Legislation: a snapshot of the class struggle

Brian: You can view legislation as a snapshot of the class struggle. If the legislation is reactionary, it means we are at a time when the struggle is being pushed back. If the legislation is progressive, it was won by our class, by women, people of color. Even recognition that people with disabilities had civil rights was won through a gigantic struggle that is still ongoing.

The heat of that fight was in 1988 and 1990 when there was the greyhound bus driver strike when the greyhound company tried to break up its union Merged transit union. The situation drove the grassroots to put pressure on the union to take action and they held a strike vote. Greyhound management blew up the union, and at the same time they signed up to the reactionary effort to stop the ADA so they wouldn’t have to make their buses wheelchair accessible.

So some of us in the movement, in the party, have been invited to speak to local unions on the ground to support the proposals of the Americans with Disabilities Act. And telling greyhound management to back off. It was like that just before they went on strike and the bus drivers went out.

Then we blocked many buses [driven by strikebreakers]. There were many people in wheelchairs blocking many of the company’s ground forces.

mYia: When we talk about the elite and their access to health care, one of the best examples is the members of US Congress and how they get their health care for the rest of their lives. And we, the people, fund it. But every day in this Capitol they debate and curtail services that people need to have better lives.

There are estimated to be approximately 2.4 million incarcerated people in the United States, and of those 2.4 million there are approximately 750,000 incarcerated workers. We see the connections when we see who the prisoners are – and often it is the oppressed: people of color, people with disabilities – behind the wall.

Disabled and locked up

mYia: This is a system that spends nearly $ 80 billion a year to support mass incarceration and all of its contrivances. What happens when we are disabled and stand behind the wall is a great deal of neglect; there is a misdiagnosis; there is a penalty if you need treatment.
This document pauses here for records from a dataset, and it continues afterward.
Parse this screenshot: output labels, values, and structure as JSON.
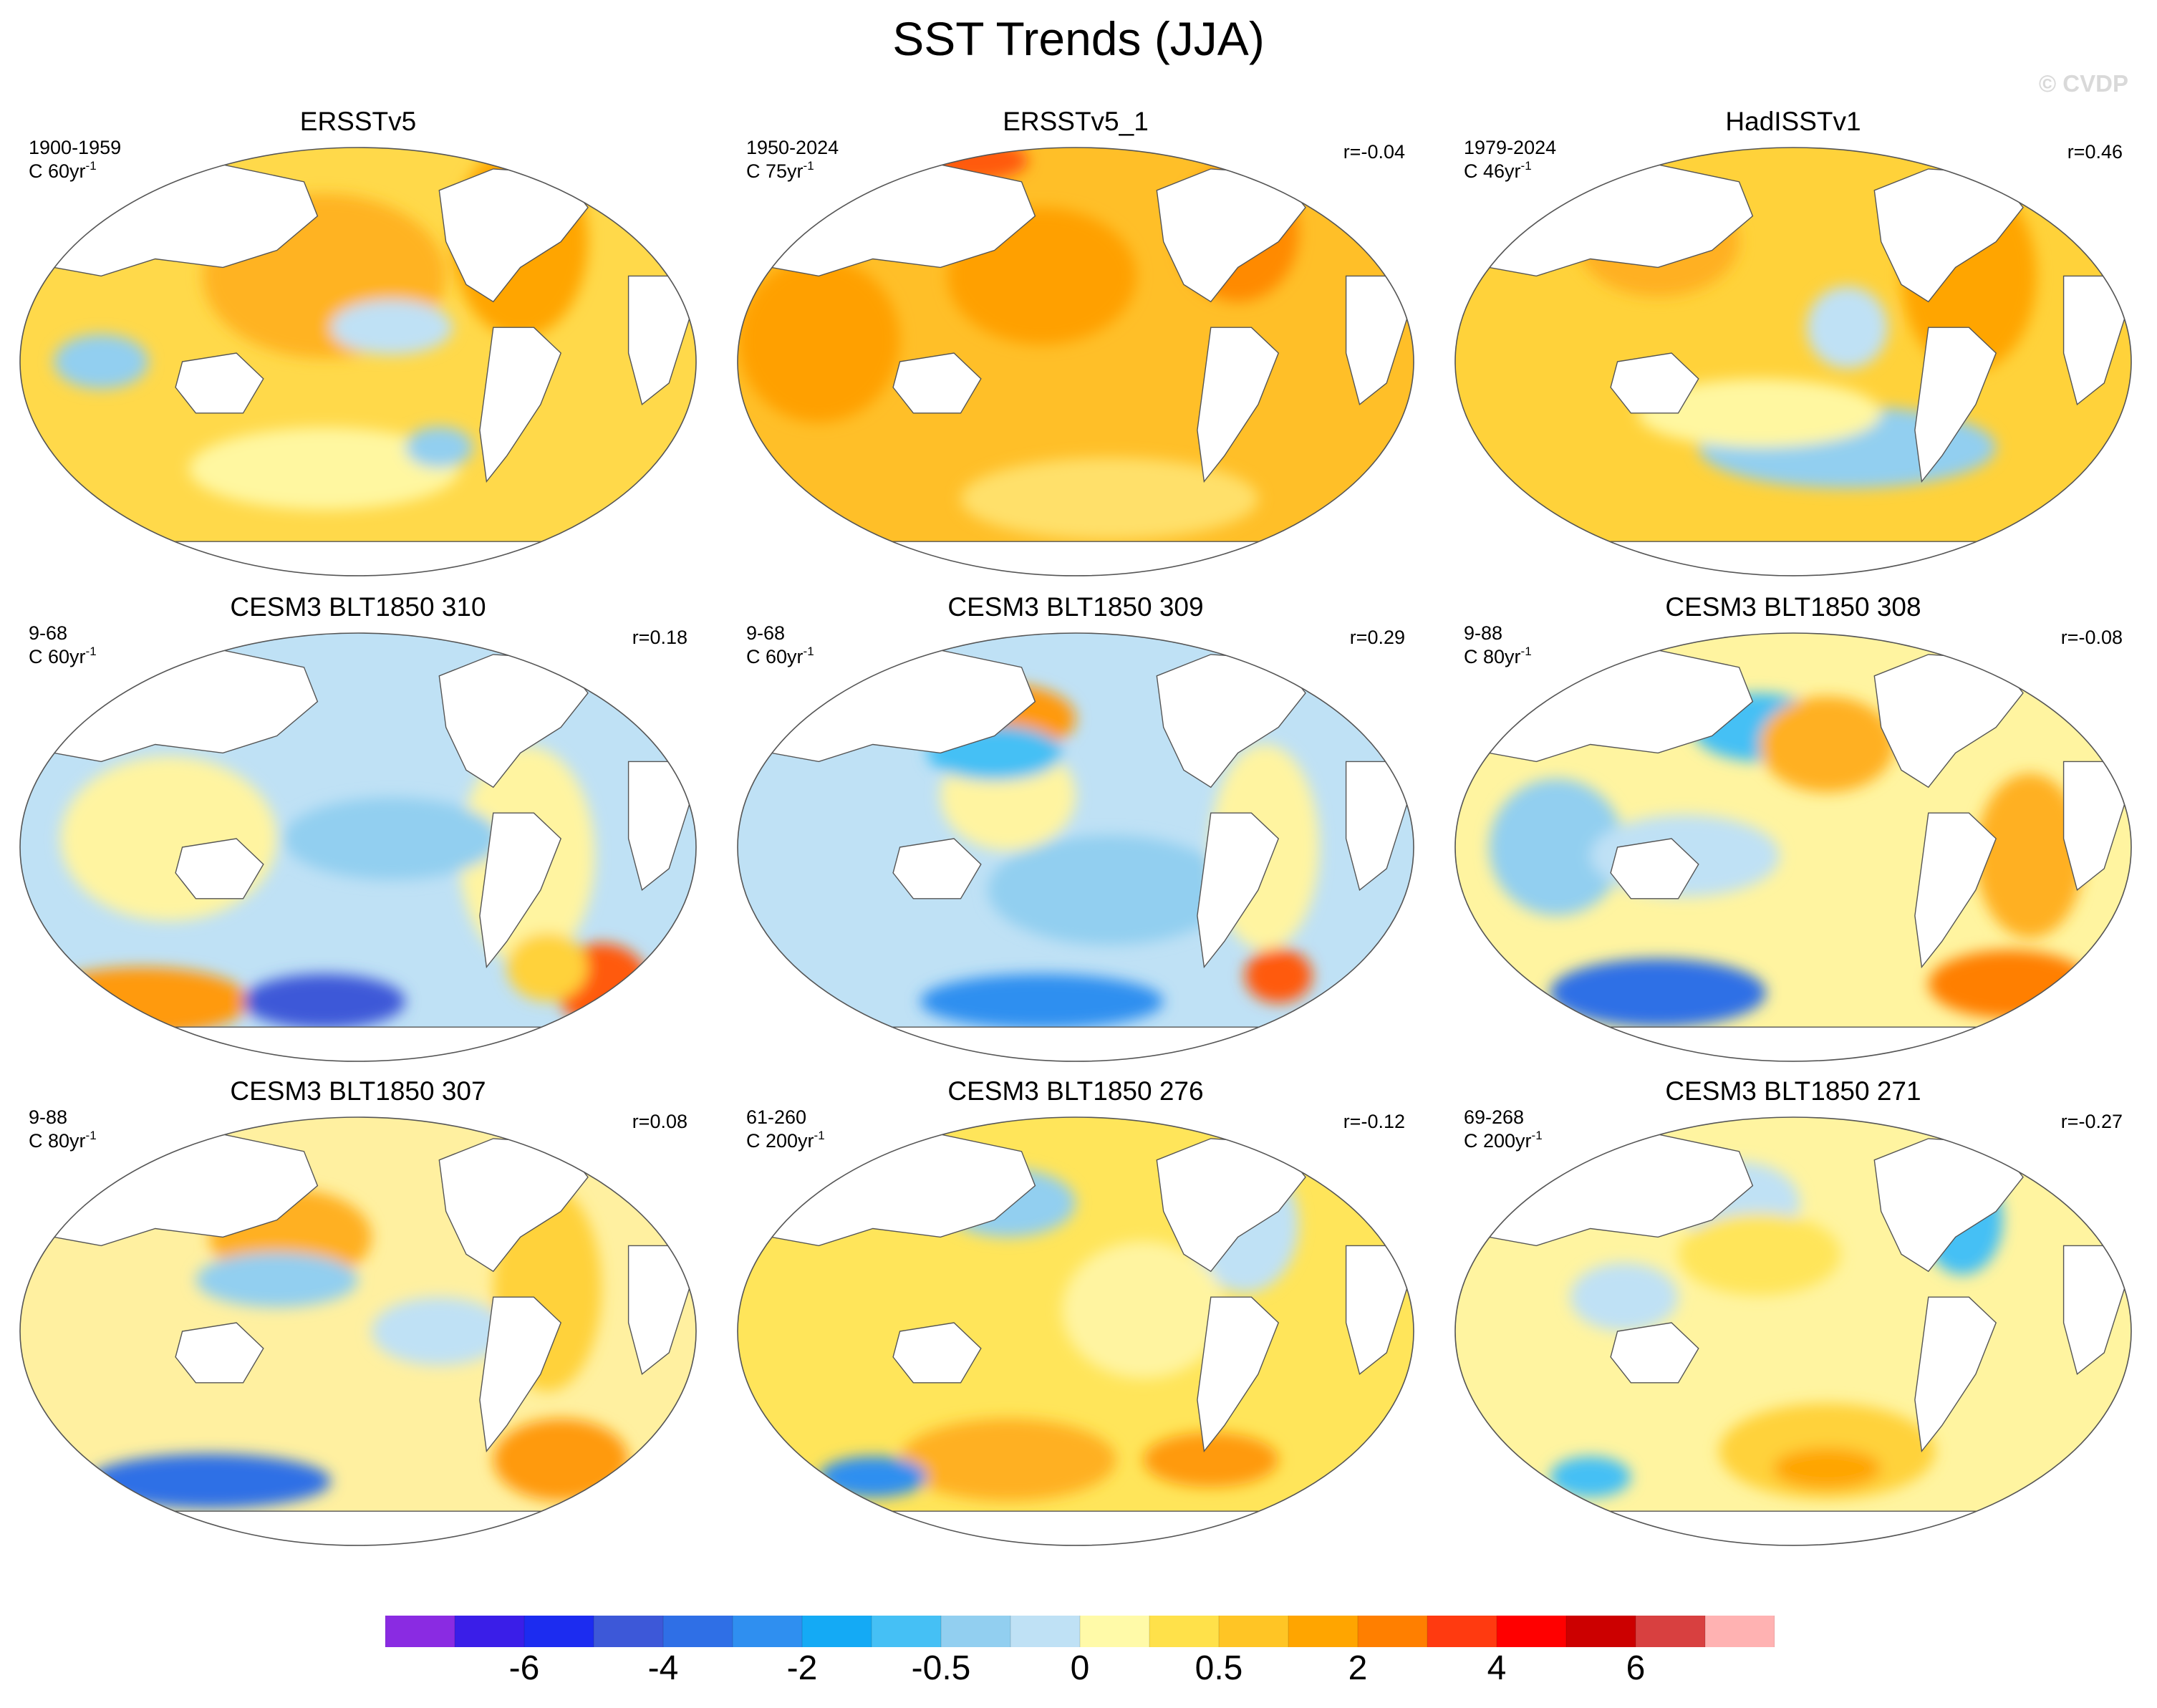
{
  "title": "SST Trends (JJA)",
  "watermark": "© CVDP",
  "panels": [
    {
      "title": "ERSSTv5",
      "period": "1900-1959",
      "unit_prefix": "C 60yr",
      "unit_exp": "-1",
      "r": ""
    },
    {
      "title": "ERSSTv5_1",
      "period": "1950-2024",
      "unit_prefix": "C 75yr",
      "unit_exp": "-1",
      "r": "r=-0.04"
    },
    {
      "title": "HadISSTv1",
      "period": "1979-2024",
      "unit_prefix": "C 46yr",
      "unit_exp": "-1",
      "r": "r=0.46"
    },
    {
      "title": "CESM3 BLT1850 310",
      "period": "9-68",
      "unit_prefix": "C 60yr",
      "unit_exp": "-1",
      "r": "r=0.18"
    },
    {
      "title": "CESM3 BLT1850 309",
      "period": "9-68",
      "unit_prefix": "C 60yr",
      "unit_exp": "-1",
      "r": "r=0.29"
    },
    {
      "title": "CESM3 BLT1850 308",
      "period": "9-88",
      "unit_prefix": "C 80yr",
      "unit_exp": "-1",
      "r": "r=-0.08"
    },
    {
      "title": "CESM3 BLT1850 307",
      "period": "9-88",
      "unit_prefix": "C 80yr",
      "unit_exp": "-1",
      "r": "r=0.08"
    },
    {
      "title": "CESM3 BLT1850 276",
      "period": "61-260",
      "unit_prefix": "C 200yr",
      "unit_exp": "-1",
      "r": "r=-0.12"
    },
    {
      "title": "CESM3 BLT1850 271",
      "period": "69-268",
      "unit_prefix": "C 200yr",
      "unit_exp": "-1",
      "r": "r=-0.27"
    }
  ],
  "colorbar": {
    "colors": [
      "#8a2be2",
      "#3a1ee8",
      "#1c2cf0",
      "#3d58d8",
      "#2f6fe6",
      "#2f8ff0",
      "#14aaf5",
      "#45c0f5",
      "#92cff0",
      "#bfe1f5",
      "#fffaa8",
      "#ffe14a",
      "#ffc525",
      "#ffa500",
      "#ff7f00",
      "#ff3a10",
      "#ff0000",
      "#cc0000",
      "#d84040",
      "#ffb2b2"
    ],
    "tick_labels": [
      "-6",
      "-4",
      "-2",
      "-0.5",
      "0",
      "0.5",
      "2",
      "4",
      "6"
    ],
    "tick_boundaries": [
      2,
      4,
      6,
      8,
      10,
      12,
      14,
      16,
      18
    ]
  }
}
What is going on behind the wall and what is going on out here? US capitalism doesn’t care about the incarcerated and the disabled. According to statistics from the Justice Department, people with cognitive, intellectual and developmental disabilities are widespread behind the wall.

And as soon as you are arrested, you know what the system is doing – it is literally robbing people of their rights.

Through the ADA and a struggle that continues to this day, we got a glimpse of progress and access. But there is nothing good to say about the way the United States imperial system treats disabled or incarcerated people. We see how that applies right now with what we endured in the COVID-19 pandemic that exposed everything health inequalities.

We have to keep the struggle alive so as not to forget that we are a class and that is the working class and the class of our family members who are behind the wall who are literally getting no level of care.